In the histories and other historical records, you frequently stumble upon references to “widespread discontent” or “an uprising.” See Chester and Cheshire in the early 1350s or Oxfordshire in 1355, when the St. Scholastica Day Riot seemed to expand into mob thefts of numerous inns and taverns. Many of these examples seem related to excessive taxation or class resentments, and while many don’t seem to explode into violent revolts against legal authorities, many seem to correlate with population declines (people leaving the area?). But the records also tell the stories about a lot of violent resistance, too.

Here are some examples for thought about those supposedly docile lower classes:

Normandy, peasant revolt, 996 (against Richard II, who was Rollo’s great-grandson, I think)

France, 1358, Jacquerie (Guillaume Cale); started in a village near Paris

Flanders or Flemish Revolts, 1302 (Battle of the Golden Spurs, or Courtrai), 1323–1328, 1338–1349; 1379–1385 (Revolt of Ghent)

The Great Uprising of Braunschweig, 1374

The English Peasant’s Revolt of 1381 (See Wat Tyler and John Ball.)

Ferrara and the Tax Revolt of 1385 (Italian city state)

Coventry, 1523 (assassination plot against mayor and aldermen); 1525 (riot and civic collapse) [See Phythian-Adams, 252–257.]

The German Peasants’ War, 1524–1525 (A huge, bloody revolt)

And on and on.

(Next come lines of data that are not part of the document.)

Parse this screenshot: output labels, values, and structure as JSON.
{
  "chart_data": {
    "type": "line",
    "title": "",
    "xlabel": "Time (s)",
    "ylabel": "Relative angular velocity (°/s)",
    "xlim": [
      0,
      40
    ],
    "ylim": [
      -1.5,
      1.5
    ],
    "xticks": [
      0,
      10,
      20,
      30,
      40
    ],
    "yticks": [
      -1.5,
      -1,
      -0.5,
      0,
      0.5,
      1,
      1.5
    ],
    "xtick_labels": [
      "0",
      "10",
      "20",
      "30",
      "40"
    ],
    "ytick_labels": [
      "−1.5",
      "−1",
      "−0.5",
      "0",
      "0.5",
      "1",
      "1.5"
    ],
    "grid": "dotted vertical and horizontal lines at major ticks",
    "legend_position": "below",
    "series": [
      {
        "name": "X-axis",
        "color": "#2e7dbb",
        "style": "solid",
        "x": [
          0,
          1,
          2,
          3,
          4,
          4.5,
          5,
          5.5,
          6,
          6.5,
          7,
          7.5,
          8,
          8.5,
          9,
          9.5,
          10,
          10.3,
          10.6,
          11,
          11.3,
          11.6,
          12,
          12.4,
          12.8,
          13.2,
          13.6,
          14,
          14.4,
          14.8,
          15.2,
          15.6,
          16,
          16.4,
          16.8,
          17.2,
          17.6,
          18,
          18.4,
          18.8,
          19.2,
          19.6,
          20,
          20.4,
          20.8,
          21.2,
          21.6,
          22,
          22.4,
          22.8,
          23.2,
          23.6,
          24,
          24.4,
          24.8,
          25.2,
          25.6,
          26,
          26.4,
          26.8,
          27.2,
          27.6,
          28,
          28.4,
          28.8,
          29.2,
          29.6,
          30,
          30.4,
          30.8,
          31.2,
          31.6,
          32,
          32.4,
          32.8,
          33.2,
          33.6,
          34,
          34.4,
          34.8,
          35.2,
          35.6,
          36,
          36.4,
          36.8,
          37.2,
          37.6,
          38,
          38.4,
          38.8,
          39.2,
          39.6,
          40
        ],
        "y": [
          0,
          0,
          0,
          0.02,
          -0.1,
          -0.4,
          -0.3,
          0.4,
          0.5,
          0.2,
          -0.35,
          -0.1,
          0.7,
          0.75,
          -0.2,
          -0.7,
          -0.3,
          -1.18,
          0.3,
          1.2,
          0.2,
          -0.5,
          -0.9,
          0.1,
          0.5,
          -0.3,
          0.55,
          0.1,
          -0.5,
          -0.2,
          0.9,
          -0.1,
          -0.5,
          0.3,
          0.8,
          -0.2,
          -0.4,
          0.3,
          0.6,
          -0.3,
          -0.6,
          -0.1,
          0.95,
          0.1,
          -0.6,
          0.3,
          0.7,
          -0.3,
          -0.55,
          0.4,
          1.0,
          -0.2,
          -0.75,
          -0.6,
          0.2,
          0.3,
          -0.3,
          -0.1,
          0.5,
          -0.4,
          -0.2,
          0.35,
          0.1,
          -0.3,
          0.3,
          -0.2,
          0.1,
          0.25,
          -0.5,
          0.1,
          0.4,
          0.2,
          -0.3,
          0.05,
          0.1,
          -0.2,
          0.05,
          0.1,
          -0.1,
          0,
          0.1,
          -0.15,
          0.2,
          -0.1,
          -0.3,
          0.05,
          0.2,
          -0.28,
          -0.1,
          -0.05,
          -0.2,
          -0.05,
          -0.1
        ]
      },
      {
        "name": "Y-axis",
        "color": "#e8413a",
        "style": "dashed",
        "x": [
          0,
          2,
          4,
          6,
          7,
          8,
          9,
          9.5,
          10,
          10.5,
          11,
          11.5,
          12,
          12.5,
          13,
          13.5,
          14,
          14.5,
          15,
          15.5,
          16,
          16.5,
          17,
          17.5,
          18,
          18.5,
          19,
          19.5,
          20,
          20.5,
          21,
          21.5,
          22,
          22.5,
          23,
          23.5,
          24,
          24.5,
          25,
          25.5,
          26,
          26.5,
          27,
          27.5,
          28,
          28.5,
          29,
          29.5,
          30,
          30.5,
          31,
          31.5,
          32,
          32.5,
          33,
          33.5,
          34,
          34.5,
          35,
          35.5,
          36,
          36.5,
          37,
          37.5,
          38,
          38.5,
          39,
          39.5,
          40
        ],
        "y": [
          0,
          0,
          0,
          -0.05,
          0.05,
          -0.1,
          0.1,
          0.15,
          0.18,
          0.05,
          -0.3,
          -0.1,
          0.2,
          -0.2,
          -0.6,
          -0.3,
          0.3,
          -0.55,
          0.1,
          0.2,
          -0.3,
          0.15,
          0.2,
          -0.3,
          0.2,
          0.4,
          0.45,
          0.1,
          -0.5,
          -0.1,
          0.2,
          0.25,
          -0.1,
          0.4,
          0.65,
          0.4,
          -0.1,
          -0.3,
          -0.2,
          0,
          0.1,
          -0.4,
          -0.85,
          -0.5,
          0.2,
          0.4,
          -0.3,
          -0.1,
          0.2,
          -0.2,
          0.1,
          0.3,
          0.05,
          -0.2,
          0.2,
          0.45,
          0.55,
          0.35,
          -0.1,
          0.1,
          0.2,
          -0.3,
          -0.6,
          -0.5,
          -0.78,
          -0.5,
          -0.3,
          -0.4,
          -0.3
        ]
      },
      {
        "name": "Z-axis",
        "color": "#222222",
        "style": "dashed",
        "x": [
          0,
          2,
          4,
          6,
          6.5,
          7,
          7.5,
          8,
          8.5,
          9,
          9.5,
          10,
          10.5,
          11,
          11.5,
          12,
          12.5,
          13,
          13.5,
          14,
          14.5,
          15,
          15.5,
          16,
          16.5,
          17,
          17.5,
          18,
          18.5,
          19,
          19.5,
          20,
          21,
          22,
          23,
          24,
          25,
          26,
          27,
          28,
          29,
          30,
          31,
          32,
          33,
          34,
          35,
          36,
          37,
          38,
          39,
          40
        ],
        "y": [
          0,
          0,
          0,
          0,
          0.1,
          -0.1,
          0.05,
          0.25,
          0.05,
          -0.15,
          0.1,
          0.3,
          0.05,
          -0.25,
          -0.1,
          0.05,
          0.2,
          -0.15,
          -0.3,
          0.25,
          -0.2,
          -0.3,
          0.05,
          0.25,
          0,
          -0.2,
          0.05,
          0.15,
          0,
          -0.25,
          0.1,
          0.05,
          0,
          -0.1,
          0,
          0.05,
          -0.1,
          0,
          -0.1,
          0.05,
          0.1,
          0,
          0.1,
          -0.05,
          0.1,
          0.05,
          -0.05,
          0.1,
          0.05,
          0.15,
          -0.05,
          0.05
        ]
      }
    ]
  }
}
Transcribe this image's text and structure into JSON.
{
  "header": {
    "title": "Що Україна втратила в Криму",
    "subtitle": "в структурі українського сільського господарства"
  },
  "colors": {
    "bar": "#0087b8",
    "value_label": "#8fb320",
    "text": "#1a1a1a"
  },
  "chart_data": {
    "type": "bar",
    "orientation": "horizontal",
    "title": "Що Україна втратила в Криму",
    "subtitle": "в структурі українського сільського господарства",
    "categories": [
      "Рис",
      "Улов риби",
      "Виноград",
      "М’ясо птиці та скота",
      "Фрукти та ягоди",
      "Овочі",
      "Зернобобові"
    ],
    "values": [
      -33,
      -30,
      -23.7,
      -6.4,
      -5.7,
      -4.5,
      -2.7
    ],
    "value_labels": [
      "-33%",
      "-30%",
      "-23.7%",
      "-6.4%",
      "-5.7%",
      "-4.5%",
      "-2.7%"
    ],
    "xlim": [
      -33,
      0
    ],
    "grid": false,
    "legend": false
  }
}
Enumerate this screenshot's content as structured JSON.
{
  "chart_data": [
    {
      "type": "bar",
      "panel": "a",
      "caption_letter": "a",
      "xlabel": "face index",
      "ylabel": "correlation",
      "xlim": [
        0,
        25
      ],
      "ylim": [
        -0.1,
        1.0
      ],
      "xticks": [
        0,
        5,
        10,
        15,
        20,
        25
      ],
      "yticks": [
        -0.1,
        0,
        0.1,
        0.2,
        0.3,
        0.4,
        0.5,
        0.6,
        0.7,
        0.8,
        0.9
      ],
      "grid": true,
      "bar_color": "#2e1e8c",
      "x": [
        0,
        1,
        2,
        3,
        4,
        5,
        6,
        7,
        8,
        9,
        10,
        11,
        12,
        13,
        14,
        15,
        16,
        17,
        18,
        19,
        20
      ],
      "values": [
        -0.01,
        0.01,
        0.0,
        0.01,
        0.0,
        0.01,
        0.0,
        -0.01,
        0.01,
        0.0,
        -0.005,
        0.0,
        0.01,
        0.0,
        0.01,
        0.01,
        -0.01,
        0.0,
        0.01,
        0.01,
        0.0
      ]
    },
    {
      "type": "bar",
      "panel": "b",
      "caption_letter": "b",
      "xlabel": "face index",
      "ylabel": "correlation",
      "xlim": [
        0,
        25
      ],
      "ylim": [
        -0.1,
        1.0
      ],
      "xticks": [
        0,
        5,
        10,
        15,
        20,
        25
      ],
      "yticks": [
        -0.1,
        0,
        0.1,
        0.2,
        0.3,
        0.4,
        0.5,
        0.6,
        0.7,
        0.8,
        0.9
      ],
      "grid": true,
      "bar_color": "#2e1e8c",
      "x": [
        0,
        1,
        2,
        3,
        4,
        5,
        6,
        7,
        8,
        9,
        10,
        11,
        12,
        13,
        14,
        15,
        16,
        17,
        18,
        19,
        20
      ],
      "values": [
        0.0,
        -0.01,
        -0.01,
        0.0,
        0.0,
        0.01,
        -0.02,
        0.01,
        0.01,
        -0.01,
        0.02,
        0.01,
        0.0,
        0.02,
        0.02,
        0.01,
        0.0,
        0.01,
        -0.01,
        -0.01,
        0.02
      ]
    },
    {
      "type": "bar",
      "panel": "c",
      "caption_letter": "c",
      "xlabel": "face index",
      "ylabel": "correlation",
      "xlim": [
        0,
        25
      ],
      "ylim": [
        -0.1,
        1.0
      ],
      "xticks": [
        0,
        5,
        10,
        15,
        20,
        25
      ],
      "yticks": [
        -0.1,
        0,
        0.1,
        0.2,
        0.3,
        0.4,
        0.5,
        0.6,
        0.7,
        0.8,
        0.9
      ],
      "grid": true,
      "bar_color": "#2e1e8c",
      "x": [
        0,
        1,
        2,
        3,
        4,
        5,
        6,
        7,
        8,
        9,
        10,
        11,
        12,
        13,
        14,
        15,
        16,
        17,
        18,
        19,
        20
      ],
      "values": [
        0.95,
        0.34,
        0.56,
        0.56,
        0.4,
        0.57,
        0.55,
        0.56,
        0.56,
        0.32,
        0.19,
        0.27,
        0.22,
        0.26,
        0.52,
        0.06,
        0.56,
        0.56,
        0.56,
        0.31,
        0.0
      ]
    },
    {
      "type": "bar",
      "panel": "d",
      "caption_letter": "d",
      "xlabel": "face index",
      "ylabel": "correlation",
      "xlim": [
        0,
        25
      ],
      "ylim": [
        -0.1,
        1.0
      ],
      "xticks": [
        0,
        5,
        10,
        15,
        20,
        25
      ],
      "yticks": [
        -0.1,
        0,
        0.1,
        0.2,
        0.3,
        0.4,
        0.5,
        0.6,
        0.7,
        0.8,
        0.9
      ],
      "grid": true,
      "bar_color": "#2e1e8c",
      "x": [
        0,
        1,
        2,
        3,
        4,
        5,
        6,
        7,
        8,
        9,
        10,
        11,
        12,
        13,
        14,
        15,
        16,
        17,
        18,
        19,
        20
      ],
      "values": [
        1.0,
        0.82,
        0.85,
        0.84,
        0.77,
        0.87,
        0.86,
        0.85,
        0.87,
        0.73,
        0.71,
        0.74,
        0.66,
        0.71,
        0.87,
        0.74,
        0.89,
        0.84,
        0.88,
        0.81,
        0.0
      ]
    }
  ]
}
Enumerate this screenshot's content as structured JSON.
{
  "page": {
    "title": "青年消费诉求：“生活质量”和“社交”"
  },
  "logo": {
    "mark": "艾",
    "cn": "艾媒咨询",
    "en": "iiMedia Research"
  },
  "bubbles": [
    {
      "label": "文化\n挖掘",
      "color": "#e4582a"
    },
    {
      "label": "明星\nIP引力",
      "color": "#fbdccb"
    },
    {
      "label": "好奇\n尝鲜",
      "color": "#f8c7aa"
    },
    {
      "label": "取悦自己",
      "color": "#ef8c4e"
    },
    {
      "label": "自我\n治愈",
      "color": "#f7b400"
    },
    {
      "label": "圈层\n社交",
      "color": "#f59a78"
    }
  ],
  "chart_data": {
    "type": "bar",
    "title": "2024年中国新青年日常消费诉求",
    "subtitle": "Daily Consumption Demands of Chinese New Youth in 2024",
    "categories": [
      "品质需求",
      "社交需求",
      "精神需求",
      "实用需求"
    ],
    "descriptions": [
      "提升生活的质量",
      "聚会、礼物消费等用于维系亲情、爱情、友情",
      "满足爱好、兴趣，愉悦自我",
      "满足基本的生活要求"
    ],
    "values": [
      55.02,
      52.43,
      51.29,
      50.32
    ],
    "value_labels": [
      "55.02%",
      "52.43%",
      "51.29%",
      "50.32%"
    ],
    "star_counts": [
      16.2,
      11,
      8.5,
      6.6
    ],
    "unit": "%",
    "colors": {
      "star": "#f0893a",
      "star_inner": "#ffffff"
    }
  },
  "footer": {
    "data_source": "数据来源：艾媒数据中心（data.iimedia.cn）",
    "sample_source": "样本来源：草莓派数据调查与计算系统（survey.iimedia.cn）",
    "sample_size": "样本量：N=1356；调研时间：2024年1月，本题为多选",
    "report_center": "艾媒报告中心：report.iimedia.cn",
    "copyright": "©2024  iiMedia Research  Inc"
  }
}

With only a bit of looking, I’ve found references to dozens and dozens of revolts against various aristocratic orders. Often, the rebels seek the displacement of intermediaries characterized as corrupt rather than the sovereign ruler. This inhabitation fit with people’s understanding of secular and divine order. But the unhappiness was deep and pervasive. (In U.S. revolutionary history, for example, take a look at how quickly Thomas Paine generated multiple takedowns of the monarchy. People often brood over grievances and inequities for a long time before they voice dissent or take action.)

Most times, the revolts end in a bloody slaughter of the rebels, but they almost always do a lot of damage to the lords first. When the revolts succeeded, they typically caused major inflection points in world history (recent historical examples will be more familiar to contemporary people—revolts such as the American and French Revolutions, the Russian Revolution, the Chinese Revolution, and so on).